С опушки, ближней к Ворам, стало видно: пожар, – очевидно горел какой-нибудь из крайних домов. "Разойтись пожар не может, ветер не в ту сторону. А вместе с тем и хорошо: вниманье мужиков хотя бы временно отвлечется на пожар. А там, может быть, и совсем схлынет, рассеется мужиковское волненье. Недолог мужиковский гнев!" Так думал Половинкин, трясясь в седле. Набат стал опять слышен. Исступленно и без сопровожденья малых колоколов, бухал большой, в суматохе утерявший все свое достоинство старшинства. "Должно быть, Пуфла горит!" – подтвердил свои догадки Половинкин и в третий раз подогнал коня.
Он приближался к Ворам бесшумно, тонули в глубокой пыли стуки копыт. И вдруг перед самым селом стало жутко. Он напрягся до багрового стыда и переупрямил страх. Привязав кобылку к перилам моста, он пеше добрался до подъема холма. Попалось на пути подобие водоотводного рва, Половинкин переполз его. К этому времени стало совсем темно, приходилось итти почти наощупь. Так, в темноте, он нашарил плетень крайнедеревенца. Жгучее, неосознанное любопытство охватило Сергей Остифеича, – вот так же в царскую войну, когда в темноте нужно было миновать вражеский дозор или черный наблюдающий глазок пулеметного гнезда. Это было любопытство здорового человека к смерти. – Приникнув к плетню, выглянул.
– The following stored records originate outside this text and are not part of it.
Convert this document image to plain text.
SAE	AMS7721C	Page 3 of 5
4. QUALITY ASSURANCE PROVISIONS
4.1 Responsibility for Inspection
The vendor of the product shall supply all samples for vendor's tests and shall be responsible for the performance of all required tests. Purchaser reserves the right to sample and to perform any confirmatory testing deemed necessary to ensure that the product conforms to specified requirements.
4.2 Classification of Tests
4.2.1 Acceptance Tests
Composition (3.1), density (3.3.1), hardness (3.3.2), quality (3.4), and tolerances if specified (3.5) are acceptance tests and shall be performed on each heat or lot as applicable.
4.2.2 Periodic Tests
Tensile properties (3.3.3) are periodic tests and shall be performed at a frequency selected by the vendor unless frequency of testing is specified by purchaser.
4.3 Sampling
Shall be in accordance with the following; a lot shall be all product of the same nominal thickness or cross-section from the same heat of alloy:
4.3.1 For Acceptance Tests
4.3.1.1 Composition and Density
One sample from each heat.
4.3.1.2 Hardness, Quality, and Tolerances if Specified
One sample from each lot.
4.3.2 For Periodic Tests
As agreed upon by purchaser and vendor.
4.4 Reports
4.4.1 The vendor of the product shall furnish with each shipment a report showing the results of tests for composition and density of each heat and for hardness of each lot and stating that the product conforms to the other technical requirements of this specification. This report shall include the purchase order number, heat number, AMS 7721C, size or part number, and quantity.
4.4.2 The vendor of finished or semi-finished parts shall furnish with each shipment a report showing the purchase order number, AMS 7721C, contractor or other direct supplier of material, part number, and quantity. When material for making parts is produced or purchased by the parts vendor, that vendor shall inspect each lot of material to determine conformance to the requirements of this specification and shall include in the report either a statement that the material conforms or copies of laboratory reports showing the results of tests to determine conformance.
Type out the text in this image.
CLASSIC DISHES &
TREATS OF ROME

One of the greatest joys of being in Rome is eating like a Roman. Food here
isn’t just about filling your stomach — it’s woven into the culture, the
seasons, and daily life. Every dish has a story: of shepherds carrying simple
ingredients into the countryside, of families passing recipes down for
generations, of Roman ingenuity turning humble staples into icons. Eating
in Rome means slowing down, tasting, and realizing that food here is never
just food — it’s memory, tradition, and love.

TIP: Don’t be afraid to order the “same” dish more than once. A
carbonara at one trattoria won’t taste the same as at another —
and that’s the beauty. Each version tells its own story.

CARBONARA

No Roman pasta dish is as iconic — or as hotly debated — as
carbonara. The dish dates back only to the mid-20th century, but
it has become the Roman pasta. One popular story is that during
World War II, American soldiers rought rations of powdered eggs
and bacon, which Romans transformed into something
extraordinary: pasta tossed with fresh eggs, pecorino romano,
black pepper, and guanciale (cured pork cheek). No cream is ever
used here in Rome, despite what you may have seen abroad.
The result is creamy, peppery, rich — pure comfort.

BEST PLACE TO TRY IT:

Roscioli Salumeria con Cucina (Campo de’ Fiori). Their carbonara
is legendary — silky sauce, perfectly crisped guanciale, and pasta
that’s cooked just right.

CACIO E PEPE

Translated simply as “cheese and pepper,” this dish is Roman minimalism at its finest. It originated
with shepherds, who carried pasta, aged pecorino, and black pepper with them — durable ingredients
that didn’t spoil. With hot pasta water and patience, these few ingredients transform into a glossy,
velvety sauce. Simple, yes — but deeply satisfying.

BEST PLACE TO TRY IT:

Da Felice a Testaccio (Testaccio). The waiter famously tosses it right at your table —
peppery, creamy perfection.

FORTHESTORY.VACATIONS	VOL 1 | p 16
Несмотря на потемки, улица была вся видна, освещенная лохматым светом пожара. Горела исполкомская изба, стоявшая чуть-чуть на отлете. Ветер затих, и огонь выпрямился. Дыма не было, целые рои небыстрых искр порхали по темноте. Красные сумерки стояли над селом. В улицах царило непонятное оживленье. Вдруг оборвался набат. Кто-то, перебегая от дома к дому, кричал хрипло и властно, из последних сил: "Братцы, оружайтесь! Братцы...". Его призыву отвечал неровный гул. Сергей Остифеич не мог оторвать остановившегося взгляда от горящего исполкома. Покорял его и не отпускал итти этот огромный столб почти неподвижного огня.
Упавшее сердце стучало мелко и часто. Казалось бы: бежать Сереге, шпорить до крови белую кобылу, скакать с донесением в уезд. Но произошло другое. Село встало под знак мятежа. Исполком горел. Все нити подчинения его уезду были порваны. Половинкин ощутил себя освободившимся ото всех недавних забот. Теперь он принадлежал себе самому. И целый вихорь осмысленных, здравых решений не одолел одного, неосмысленного. Что-то пошевелилось в груди, и грудь вздохнула, и тотчас же где-то там, на глубине пощекоталось удивительное желание – быть там, посреди криков, смятенья и опасности. Не отрезвленный и холодом ночи, он стал пробираться за околицей к середине села.
Вдруг, совсем вблизи, загромыхала подвода. Дорога освещалась тем же огненным столбом. В свете его Половинкин узнал: Воровской поп, Иван Магнитов, удирал на телеге, нагруженной доверху поповским скарбом и ребятьем. Сам он сидел на пузатом комоде и держал на коленях, в обнимку, самовар. После заворота дороги влево все это стало еле приметно, и только в глянце самовара предательски торчал красный отсвет пожара. "Ага, бежишь!", с насмешливым волнением подумал Половинкин и хотел уже продолжать свое опасное предприятие, но во время прижался к черной стене мужиковской бани. В мимобегущей, темной и широкой фигуре, спотыкавшейся и падавшей, узнал Сергей Остифеич попадью. Она догоняла поспешающего мужа, задыхаясь и крича шопотом:
– Отец, отец... поднос-те забыл! Возьми, накось, поднос-те... – так с подносом, прижимая его к груди, и побежала она под спуск холма, напрасно взывая к мужу.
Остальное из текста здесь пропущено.